Today Blumenauer reintroduced two bills co-sponsored by House colleagues Ayanna Pressley (D-MA) and Vernon Buchanan (R-FL). One would fund bikeshare programs nationwide and the other would amend the tax code to increase benefits for people who commute by bike. If these bills sound familiar it’s because they’ve already been introduced and passed by the House of Representatives in July of last year; but didn’t make it any further under the Trump administration.
In a statement today, Rep. Blumenauer offered the pandemic bike boom as rationale for his latest attempt to get them signed into law.
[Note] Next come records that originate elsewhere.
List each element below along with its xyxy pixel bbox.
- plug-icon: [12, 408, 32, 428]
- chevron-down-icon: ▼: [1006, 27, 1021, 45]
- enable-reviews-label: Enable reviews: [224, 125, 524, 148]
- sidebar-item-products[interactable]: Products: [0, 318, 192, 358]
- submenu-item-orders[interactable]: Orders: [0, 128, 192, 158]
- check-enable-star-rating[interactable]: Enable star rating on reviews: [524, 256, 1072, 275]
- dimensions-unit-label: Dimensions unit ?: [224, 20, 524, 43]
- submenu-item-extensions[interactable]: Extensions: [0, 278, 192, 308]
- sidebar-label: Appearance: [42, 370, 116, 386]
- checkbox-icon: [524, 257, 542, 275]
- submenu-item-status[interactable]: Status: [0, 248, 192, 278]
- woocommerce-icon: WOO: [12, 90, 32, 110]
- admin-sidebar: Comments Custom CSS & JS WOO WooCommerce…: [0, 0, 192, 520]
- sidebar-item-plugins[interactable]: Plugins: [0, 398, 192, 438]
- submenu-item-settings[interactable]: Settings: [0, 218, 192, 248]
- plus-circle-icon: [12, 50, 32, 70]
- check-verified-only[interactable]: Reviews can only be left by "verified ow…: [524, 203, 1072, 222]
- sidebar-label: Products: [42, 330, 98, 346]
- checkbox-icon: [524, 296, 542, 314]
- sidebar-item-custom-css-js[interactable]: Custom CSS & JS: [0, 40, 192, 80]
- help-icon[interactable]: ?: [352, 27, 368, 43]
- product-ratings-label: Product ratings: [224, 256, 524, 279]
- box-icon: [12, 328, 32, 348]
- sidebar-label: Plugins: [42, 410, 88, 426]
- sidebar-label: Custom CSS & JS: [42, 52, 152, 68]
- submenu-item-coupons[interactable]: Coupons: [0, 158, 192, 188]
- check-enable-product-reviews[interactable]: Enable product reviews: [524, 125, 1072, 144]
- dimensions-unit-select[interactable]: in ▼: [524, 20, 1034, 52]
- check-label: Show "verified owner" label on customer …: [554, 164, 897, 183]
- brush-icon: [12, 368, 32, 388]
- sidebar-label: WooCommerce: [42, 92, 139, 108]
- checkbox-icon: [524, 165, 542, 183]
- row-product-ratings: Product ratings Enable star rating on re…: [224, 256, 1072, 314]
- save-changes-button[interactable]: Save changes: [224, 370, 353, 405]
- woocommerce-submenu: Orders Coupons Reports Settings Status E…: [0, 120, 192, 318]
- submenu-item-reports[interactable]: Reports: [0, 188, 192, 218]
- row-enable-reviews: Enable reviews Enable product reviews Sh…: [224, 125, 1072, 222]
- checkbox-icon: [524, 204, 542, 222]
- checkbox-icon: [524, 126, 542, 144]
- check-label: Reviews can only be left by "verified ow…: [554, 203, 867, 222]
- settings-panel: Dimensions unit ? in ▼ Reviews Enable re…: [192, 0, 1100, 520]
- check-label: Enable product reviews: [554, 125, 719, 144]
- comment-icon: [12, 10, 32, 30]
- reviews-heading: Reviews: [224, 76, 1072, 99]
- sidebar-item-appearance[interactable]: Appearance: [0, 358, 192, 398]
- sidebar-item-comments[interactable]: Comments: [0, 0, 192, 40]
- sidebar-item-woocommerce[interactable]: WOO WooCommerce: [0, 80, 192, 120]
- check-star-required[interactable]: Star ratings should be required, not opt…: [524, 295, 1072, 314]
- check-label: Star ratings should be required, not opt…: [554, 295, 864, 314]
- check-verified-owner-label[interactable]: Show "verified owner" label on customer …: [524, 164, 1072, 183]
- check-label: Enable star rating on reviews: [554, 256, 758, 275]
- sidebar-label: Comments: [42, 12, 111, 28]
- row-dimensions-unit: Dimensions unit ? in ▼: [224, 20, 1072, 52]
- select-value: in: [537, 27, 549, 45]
“COVID-19 has only increased the popularity of bicycle commuting and bikeshare systems as people seek safe transportation options. Even when the pandemic ends, this demand for biking will remain. The federal government needs to catch up and finally provide the funding, flexibility, and incentives needed to strengthen bike culture and infrastructure.”
Blumenauer says it’s time for U.S. bikeshare systems (like Portland’s Biketown) — which are now available in at least 119 communities across the country (according to Blumenauer) — to have a dedicated source of funding. “Blumenauer’s Bikeshare Transit Act (PDF) would codify “bikeshare” as an official form of transit and make bikeshare systems eligible for federal funding, which could be used for constructing and maintaining bikeshare facilities,” his office said in a statement.
The bill would specifically target the Congestion Mitigation and Air Quality Improvement Program (CMAQ), a major source of funds for non-driving projects that already includes carsharing. Blumenauer seeks to add, “shared micromobility (including bikesharing and shared scooter systems)” to the list of eligible project types.
The other bill Blumenauer hopes to pull to the front, the Bicycle Commuter Act, (PDF) is something he has worked on for over 15 years. It would ensure that bicycle riders can access pre-tax commuter benefits like those available to people who drive (and park) and take public transit to work. It’s a simple matter of fairness.
A similar (but less robust) bike commuter benefit became law in 2009, but it was suspended by Republicans as part of the 2017 Tax Cuts and Jobs Act.
“Blumenauer’s legislation would not only reverse this suspension but also expand and modernize the bicycle commuter tax benefit,” his office said in a statement. “Specifically, his bill would make it a pre-tax benefit, more than triple the benefit’s value, allow the benefit to be used in concert with transit and parking benefits, and add bikeshare and electric bikes as eligible for the benefit.”
On the e-bike front, the bill would add “low speed electric bicycles” to the tax law and amend the definition of bicycles to include, “a two or three-wheeled vehicle with fully operable pedals and an electric motor of less than 750 watts (1 h.p.), whose maximum speed on a paved level surface, when powered solely by such a motor while ridden by an operator who weighs 170 pounds, is less than 20 mph.”
Anticipation of a major, progressive and bike-friendly transportation bill is building on Capitol Hill following the statements of DOT Secretary Pete Buttigieg. At his confirmation hearing, Sec. Buttigieg assailed America’s “auto-centric view” and said federal funds should be spent on street designs that include bicycles.